Darcy was lucky enough to end up a few hours away from Boston in the beautiful town of Stockbridge, nestled in the heart of the Berkshire Mountains. There were plenty of other towns to choose from in western Mass., but I’ve visited Stockbridge and have fond memories of the quaint town and especially the gorgeous scenery. I could see Darcy living in an old farmhouse, working the lush, green fields of his family’s farm, and riding his horse through winding trails in acres and acres of woods. Stockbridge sits on the Housatonic River, and has its own share of history; it was made famous in a painting by Norman Rockwell called Home for Christmas, which features its snowy Main Street, and is also home of the Norman Rockwell Museum. And the song/tale Alice’s Restaurant Massacree, as sung/told by Arlo Guthrie, takes place in Stockbridge (and it’s a true story; give it a listen if you’ve got 18 1/2 minutes to spare!). Guthrie still resides in Washington, Mass, less than twenty miles from Stockbridge. The small town is also known for Tanglewood, the summer home of the Boston Symphony Orchestra.
My hope is that readers who take a chance with An Unexpected Harvest will feel just as connected to the world I’ve built within it as they did to Sanctuary’s Great Diamond Island and the city of Portland, Maine.
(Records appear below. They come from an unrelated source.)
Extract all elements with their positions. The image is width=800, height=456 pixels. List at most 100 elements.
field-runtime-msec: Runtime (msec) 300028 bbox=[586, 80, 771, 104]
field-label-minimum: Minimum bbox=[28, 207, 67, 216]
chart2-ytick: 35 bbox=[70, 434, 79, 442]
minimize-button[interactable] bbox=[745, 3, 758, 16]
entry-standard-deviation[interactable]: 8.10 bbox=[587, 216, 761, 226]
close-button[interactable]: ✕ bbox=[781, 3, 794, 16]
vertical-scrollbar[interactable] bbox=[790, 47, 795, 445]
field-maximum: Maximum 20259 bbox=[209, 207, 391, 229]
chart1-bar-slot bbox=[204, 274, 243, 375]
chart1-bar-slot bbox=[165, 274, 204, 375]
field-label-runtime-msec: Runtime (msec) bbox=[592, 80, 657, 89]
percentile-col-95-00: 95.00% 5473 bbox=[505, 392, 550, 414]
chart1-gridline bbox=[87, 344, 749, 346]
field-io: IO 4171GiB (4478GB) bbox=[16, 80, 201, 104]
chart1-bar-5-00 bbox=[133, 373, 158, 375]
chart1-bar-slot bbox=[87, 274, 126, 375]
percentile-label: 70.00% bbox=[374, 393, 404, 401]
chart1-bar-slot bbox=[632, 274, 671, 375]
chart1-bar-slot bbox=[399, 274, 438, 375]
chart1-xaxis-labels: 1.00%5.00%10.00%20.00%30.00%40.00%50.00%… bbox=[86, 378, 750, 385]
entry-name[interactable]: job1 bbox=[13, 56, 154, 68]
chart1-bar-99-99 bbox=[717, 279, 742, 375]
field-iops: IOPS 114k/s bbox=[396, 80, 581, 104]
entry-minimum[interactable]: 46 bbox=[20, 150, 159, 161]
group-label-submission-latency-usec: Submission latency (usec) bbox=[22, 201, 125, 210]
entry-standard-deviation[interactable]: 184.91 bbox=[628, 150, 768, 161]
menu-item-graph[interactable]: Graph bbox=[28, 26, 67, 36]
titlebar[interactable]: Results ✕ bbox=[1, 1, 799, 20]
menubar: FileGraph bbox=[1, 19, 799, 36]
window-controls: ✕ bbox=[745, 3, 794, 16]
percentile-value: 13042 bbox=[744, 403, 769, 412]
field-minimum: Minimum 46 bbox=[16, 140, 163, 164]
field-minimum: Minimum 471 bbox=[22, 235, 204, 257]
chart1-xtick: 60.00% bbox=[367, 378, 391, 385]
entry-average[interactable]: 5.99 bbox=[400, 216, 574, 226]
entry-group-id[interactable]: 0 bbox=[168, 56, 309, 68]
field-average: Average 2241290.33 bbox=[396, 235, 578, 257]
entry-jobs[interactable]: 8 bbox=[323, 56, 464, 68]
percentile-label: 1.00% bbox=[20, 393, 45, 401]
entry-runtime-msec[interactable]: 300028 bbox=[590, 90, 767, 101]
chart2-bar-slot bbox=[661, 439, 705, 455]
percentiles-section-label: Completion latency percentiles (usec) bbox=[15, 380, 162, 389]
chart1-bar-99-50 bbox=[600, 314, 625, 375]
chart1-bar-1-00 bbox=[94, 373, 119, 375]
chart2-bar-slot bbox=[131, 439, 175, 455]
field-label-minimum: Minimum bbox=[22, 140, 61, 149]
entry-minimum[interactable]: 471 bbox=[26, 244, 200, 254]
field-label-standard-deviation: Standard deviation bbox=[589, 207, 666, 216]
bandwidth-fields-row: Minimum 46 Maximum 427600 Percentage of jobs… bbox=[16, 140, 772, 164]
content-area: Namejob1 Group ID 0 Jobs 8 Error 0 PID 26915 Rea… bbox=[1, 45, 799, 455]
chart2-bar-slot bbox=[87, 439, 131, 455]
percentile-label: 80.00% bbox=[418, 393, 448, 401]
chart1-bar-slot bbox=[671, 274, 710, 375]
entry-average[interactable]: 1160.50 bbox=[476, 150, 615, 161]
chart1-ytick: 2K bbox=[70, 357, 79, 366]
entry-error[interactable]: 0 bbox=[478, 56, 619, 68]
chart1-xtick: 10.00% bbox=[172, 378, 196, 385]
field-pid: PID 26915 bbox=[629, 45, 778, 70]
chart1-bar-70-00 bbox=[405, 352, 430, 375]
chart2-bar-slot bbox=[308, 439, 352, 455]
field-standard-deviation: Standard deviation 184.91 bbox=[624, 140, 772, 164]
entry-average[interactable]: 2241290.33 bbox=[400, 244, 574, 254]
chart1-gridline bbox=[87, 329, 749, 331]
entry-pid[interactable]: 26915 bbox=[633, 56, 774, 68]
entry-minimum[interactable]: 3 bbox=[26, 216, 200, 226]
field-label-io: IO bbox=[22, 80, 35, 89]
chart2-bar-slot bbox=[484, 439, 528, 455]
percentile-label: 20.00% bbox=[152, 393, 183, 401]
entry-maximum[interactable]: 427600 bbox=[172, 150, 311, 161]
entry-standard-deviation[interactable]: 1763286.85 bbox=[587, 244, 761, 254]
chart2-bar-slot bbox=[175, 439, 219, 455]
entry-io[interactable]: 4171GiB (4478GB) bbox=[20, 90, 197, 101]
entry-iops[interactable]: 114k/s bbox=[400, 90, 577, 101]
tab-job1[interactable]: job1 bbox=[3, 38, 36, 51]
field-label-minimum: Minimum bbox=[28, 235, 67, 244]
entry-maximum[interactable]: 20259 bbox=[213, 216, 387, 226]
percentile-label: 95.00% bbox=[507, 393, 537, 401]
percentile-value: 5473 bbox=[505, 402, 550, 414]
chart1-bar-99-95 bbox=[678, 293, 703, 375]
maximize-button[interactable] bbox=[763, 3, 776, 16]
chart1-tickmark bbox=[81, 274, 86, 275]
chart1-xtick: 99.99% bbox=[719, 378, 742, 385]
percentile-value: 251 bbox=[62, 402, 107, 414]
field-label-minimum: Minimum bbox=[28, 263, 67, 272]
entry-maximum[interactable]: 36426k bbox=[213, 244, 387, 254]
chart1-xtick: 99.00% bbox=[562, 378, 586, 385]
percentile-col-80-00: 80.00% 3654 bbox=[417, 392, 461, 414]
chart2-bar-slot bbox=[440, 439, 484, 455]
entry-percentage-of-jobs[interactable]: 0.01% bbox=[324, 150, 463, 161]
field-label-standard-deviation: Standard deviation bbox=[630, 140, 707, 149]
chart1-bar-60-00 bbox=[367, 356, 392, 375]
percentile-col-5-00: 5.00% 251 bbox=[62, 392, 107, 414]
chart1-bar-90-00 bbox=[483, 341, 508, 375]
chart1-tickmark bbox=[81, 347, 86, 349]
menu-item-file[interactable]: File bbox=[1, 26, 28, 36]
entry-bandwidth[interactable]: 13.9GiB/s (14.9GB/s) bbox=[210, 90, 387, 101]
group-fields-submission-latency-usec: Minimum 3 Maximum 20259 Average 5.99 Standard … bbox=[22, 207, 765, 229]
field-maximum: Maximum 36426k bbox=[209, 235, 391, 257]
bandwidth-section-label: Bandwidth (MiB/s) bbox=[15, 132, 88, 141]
In the meantime, until AUH is released at the end of May, I’ll be regularly posting photos of both Boston and Stockbridge in my Instagram story (you can find my Instagram page here). If you decide to take a peek, I hope you’ll gain a lasting impression of Boston and Stockbridge and will be able to conjure up those images as you read An Unexpected Harvest.
Thank you for visiting my blog! Have a happy March, and I’ll see you in April.